The Claimant’s claim subsequently failed and, in terms similar to RSA v Fahad, AXA sought permission to bring contempt proceedings, but permission was refused on the basis that it would take up a disproportionate amount of Court time.
AXA pursued a private prosecution under the provisions of the Fraud Act. Truro Crown Court subsequently found Mr Gustar guilty on two counts of fraud and he was ordered to serve a three year suspended sentence.
Judge Clark told Mr Gustar: "…The view was taken that a person who brings a fraudulent claim for damages should not be allowed to walk away scot free…." . In addition, the judge held that Axa was ‘entirely justified’ in bringing the prosecution.

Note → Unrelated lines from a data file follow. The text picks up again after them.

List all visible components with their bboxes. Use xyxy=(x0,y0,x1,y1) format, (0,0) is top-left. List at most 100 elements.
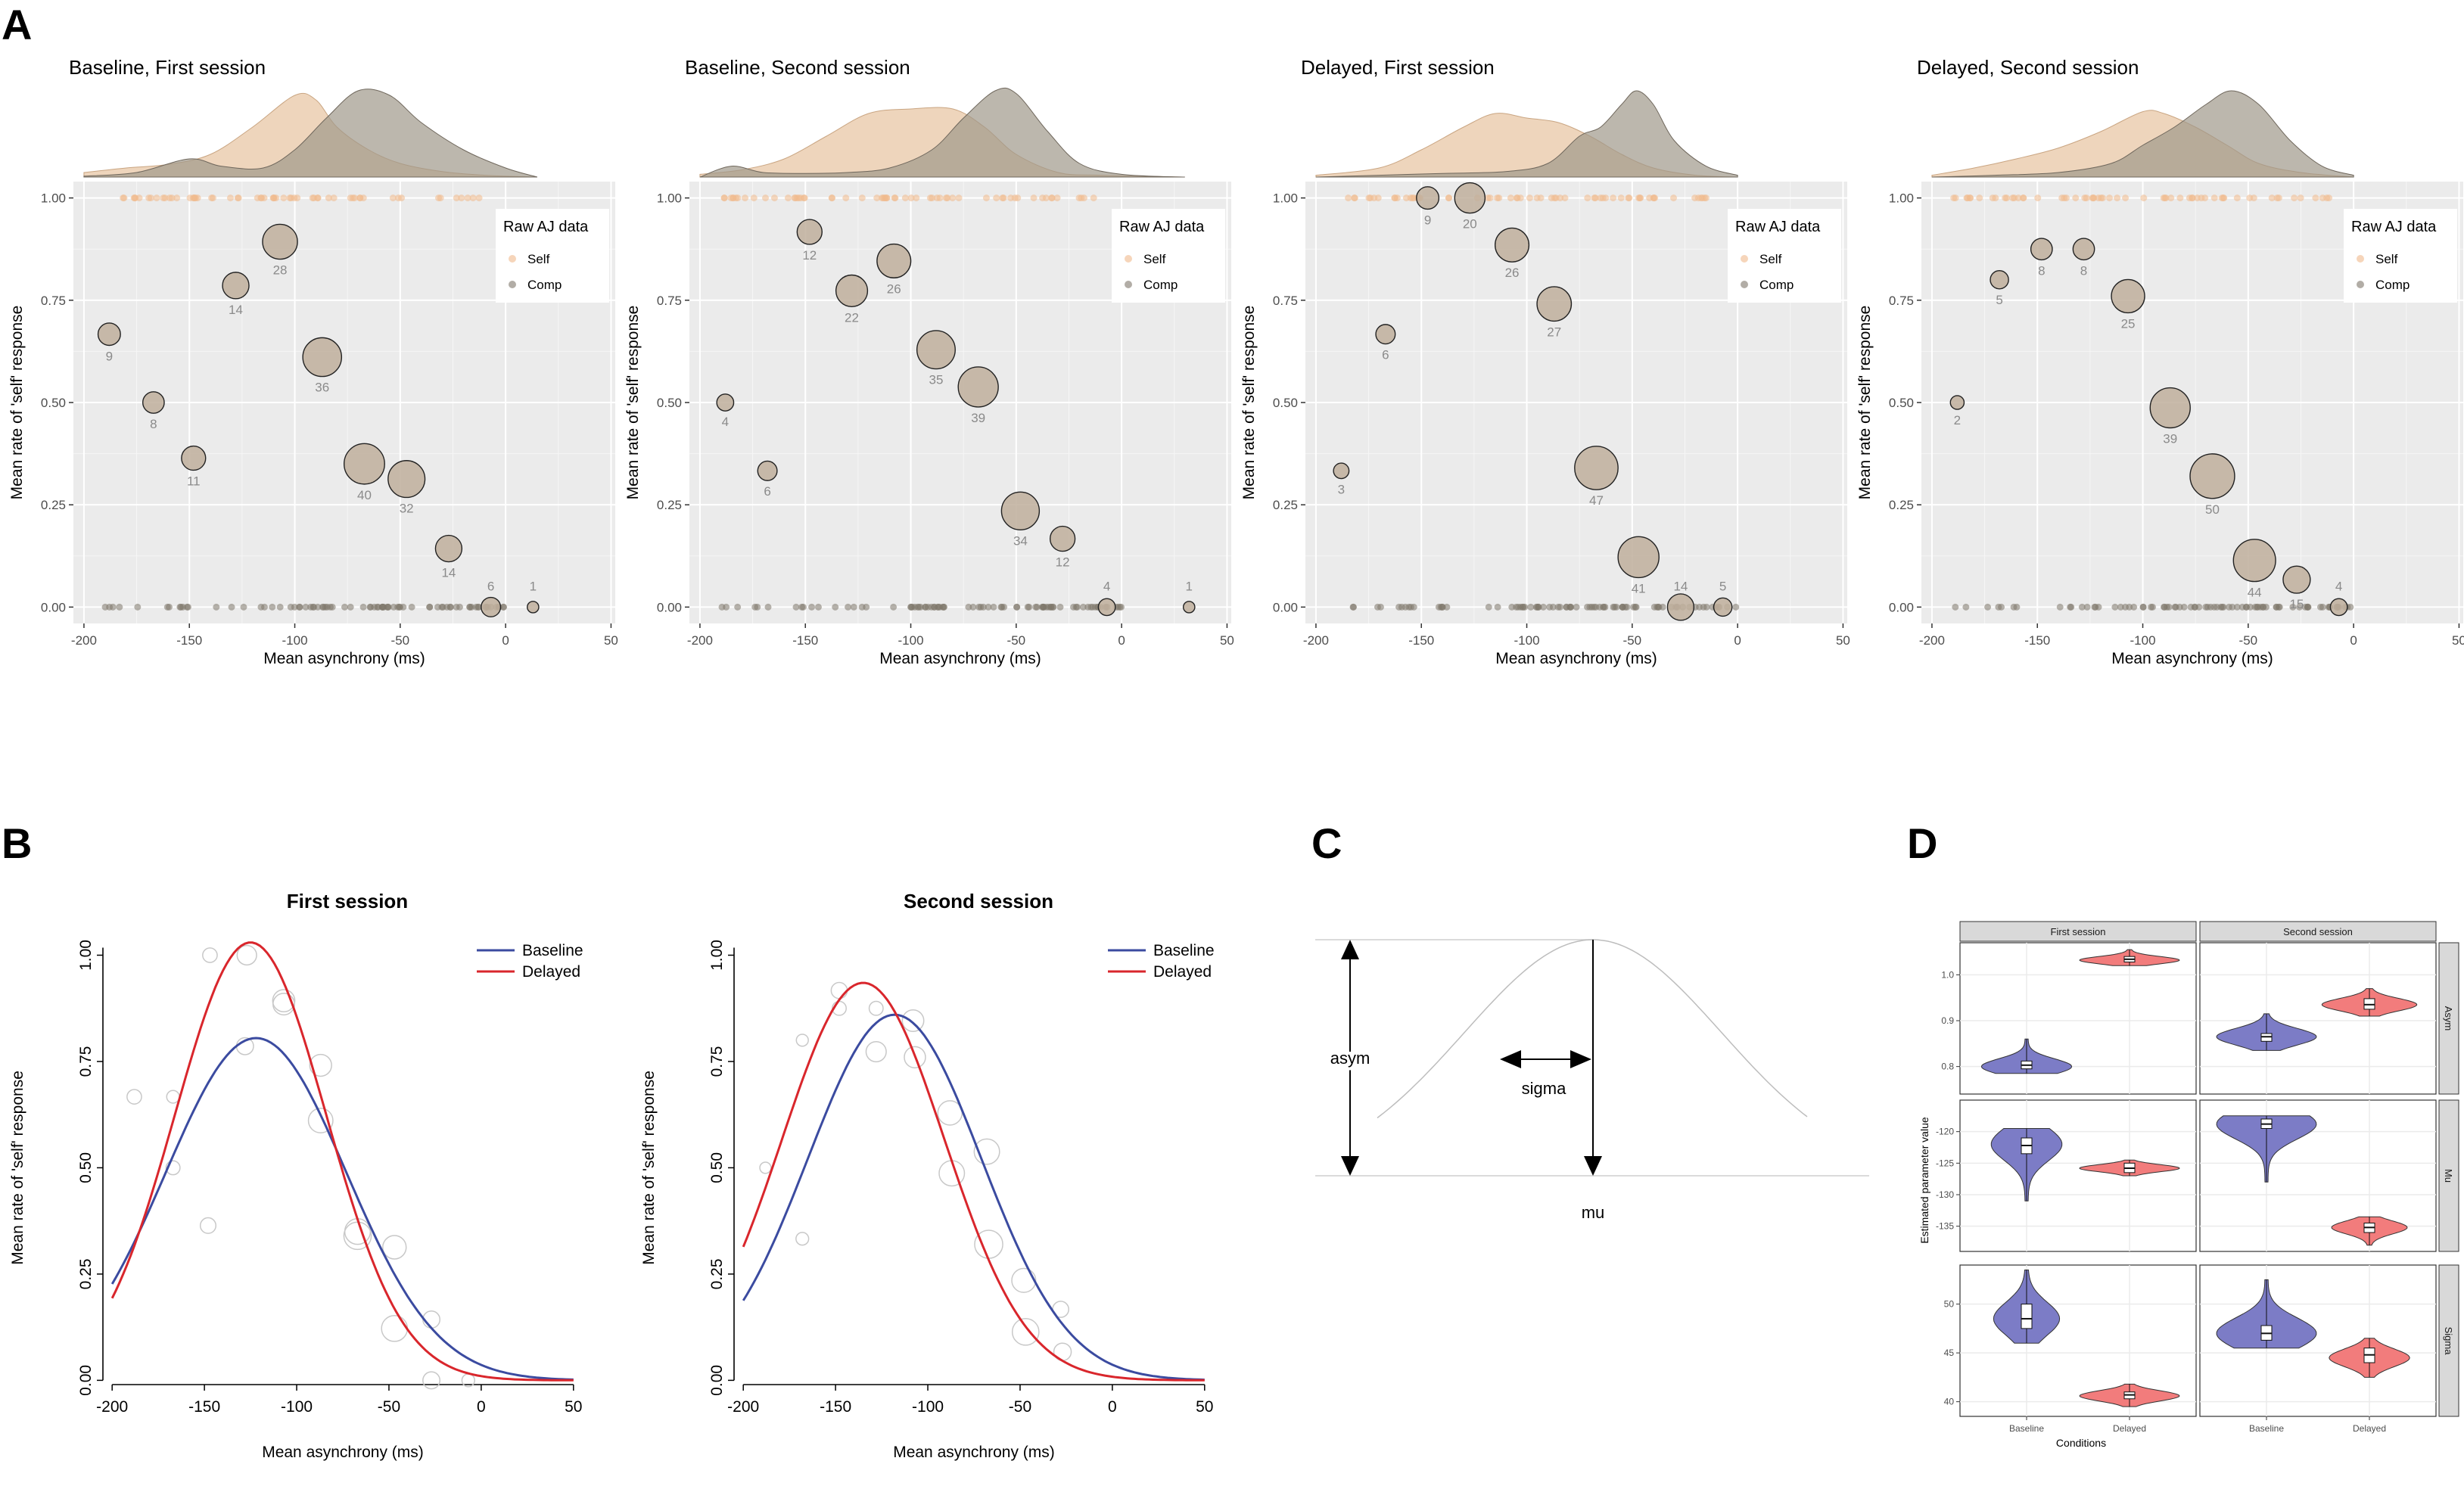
raw-self-point xyxy=(2020,194,2027,202)
x-tick-label: -150 xyxy=(176,633,202,648)
raw-comp-point xyxy=(1521,603,1529,611)
raw-self-point xyxy=(828,194,835,202)
y-tick-label: 0.9 xyxy=(1941,1015,1954,1026)
x-tick-label: -50 xyxy=(1007,633,1026,648)
raw-comp-point xyxy=(922,603,929,611)
x-tick-label: -150 xyxy=(1408,633,1434,648)
raw-self-point xyxy=(1409,194,1417,202)
data-circle xyxy=(272,989,296,1012)
y-tick-label: -125 xyxy=(1936,1158,1954,1168)
raw-comp-point xyxy=(328,603,336,611)
raw-self-point xyxy=(750,194,758,202)
x-tick-label: -50 xyxy=(391,633,410,648)
bubble-count-label: 8 xyxy=(150,417,157,431)
bubble-count-label: 5 xyxy=(1996,293,2002,307)
x-axis-label: Mean asynchrony (ms) xyxy=(2111,650,2273,667)
bubble xyxy=(2072,238,2095,261)
raw-self-point xyxy=(464,194,471,202)
bubble xyxy=(1713,597,1733,617)
raw-self-point xyxy=(272,194,280,202)
bubble-count-label: 6 xyxy=(764,484,770,499)
data-circle xyxy=(382,1235,407,1260)
y-tick-label: 1.00 xyxy=(77,940,95,971)
facet-col-label: First session xyxy=(2051,926,2106,937)
y-axis-label: Mean rate of 'self' response xyxy=(8,306,26,500)
legend-comp-key xyxy=(1741,281,1748,288)
bubble-count-label: 50 xyxy=(2205,502,2220,517)
bubble-count-label: 36 xyxy=(315,381,329,395)
raw-comp-point xyxy=(1033,603,1041,611)
data-circle xyxy=(309,1053,332,1077)
raw-self-point xyxy=(135,194,143,202)
y-tick-label: 40 xyxy=(1944,1397,1955,1407)
raw-self-point xyxy=(1039,194,1047,202)
bubble-count-label: 15 xyxy=(2289,597,2304,611)
raw-self-point xyxy=(1345,194,1352,202)
raw-comp-point xyxy=(850,603,857,611)
raw-comp-point xyxy=(2229,603,2236,611)
raw-self-point xyxy=(801,194,808,202)
legend-comp-key xyxy=(2357,281,2364,288)
x-tick-label: 50 xyxy=(1220,633,1234,648)
raw-self-point xyxy=(166,194,173,202)
raw-self-point xyxy=(993,194,1000,202)
x-tick-label: -150 xyxy=(820,1398,851,1416)
bubble xyxy=(2111,278,2145,314)
x-tick-label: -50 xyxy=(378,1398,400,1416)
panel-letter-b: B xyxy=(2,819,33,867)
raw-comp-point xyxy=(1024,603,1031,611)
raw-self-point xyxy=(907,194,915,202)
delayed-curve xyxy=(742,981,1205,1382)
raw-comp-point xyxy=(940,603,947,611)
bubble-count-label: 28 xyxy=(273,263,288,278)
diagram-c: asym sigma mu xyxy=(1315,939,1869,1222)
bubble-count-label: 39 xyxy=(2163,432,2177,446)
raw-comp-point xyxy=(2083,603,2091,611)
x-axis-label: Mean asynchrony (ms) xyxy=(263,650,425,667)
bubble-count-label: 1 xyxy=(530,579,537,593)
x-tick-label: -100 xyxy=(281,1398,313,1416)
bubble xyxy=(1574,446,1619,490)
data-circle xyxy=(165,1160,181,1176)
raw-self-point xyxy=(1989,194,1996,202)
raw-self-point xyxy=(891,194,899,202)
raw-comp-point xyxy=(1962,603,1970,611)
raw-comp-point xyxy=(2161,603,2168,611)
legend-title: Raw AJ data xyxy=(2351,219,2437,235)
raw-self-point xyxy=(2106,194,2114,202)
bubble xyxy=(1454,182,1486,214)
raw-self-point xyxy=(2275,194,2282,202)
raw-self-point xyxy=(173,194,181,202)
bubble-count-label: 27 xyxy=(1547,325,1561,339)
bubble xyxy=(1333,462,1350,480)
x-tick-label: -50 xyxy=(1009,1398,1031,1416)
y-tick-label: 0.50 xyxy=(657,396,682,410)
raw-comp-point xyxy=(2251,603,2259,611)
legend-label-delayed: Delayed xyxy=(522,963,580,981)
raw-comp-point xyxy=(257,603,265,611)
raw-self-point xyxy=(309,194,316,202)
curve-plot-1: First session -200 -150 -100 -50 0 50 0.00 0.25 0… xyxy=(9,890,583,1461)
legend-comp-label: Comp xyxy=(1143,278,1178,292)
bubble-count-label: 39 xyxy=(971,411,985,425)
raw-comp-point xyxy=(2078,603,2086,611)
raw-comp-point xyxy=(799,603,807,611)
raw-self-point xyxy=(2323,194,2331,202)
bubble xyxy=(2282,565,2311,594)
raw-self-point xyxy=(2312,194,2319,202)
facet-row-label: Mu xyxy=(2443,1169,2454,1183)
x-tick-label: Delayed xyxy=(2113,1423,2146,1434)
raw-self-point xyxy=(1351,194,1358,202)
raw-self-point xyxy=(2246,194,2254,202)
bubble xyxy=(1375,324,1396,345)
raw-comp-point xyxy=(400,603,407,611)
asym-arrow-up-icon xyxy=(1341,940,1359,959)
bubble xyxy=(343,443,385,485)
y-tick-label: 1.00 xyxy=(1273,191,1298,206)
raw-comp-point xyxy=(314,603,322,611)
x-tick-label: -100 xyxy=(898,633,924,648)
raw-self-point xyxy=(1548,194,1555,202)
raw-comp-point xyxy=(466,603,474,611)
raw-self-point xyxy=(186,194,194,202)
raw-self-point xyxy=(153,194,160,202)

In light of the above cases, it is likely that in the coming years more and more criminal sanctions will be sought to provide a strong deterrent to anyone who is minded to pursue a fraudulent claim.
The Government is also supporting the fight against fraudulent claims and has recently announced the creation of a task force to report back on how to reduce fraud across all types of insurance. An interim report is expected in March 2015. Proposed amendments to the Pre Action Protocol would require solicitors to investigate whether previous claims have been made by a potential claimant and confirm to the defendant that this has been done, with sanctions if the claimant’s solicitors fail to complete the checks.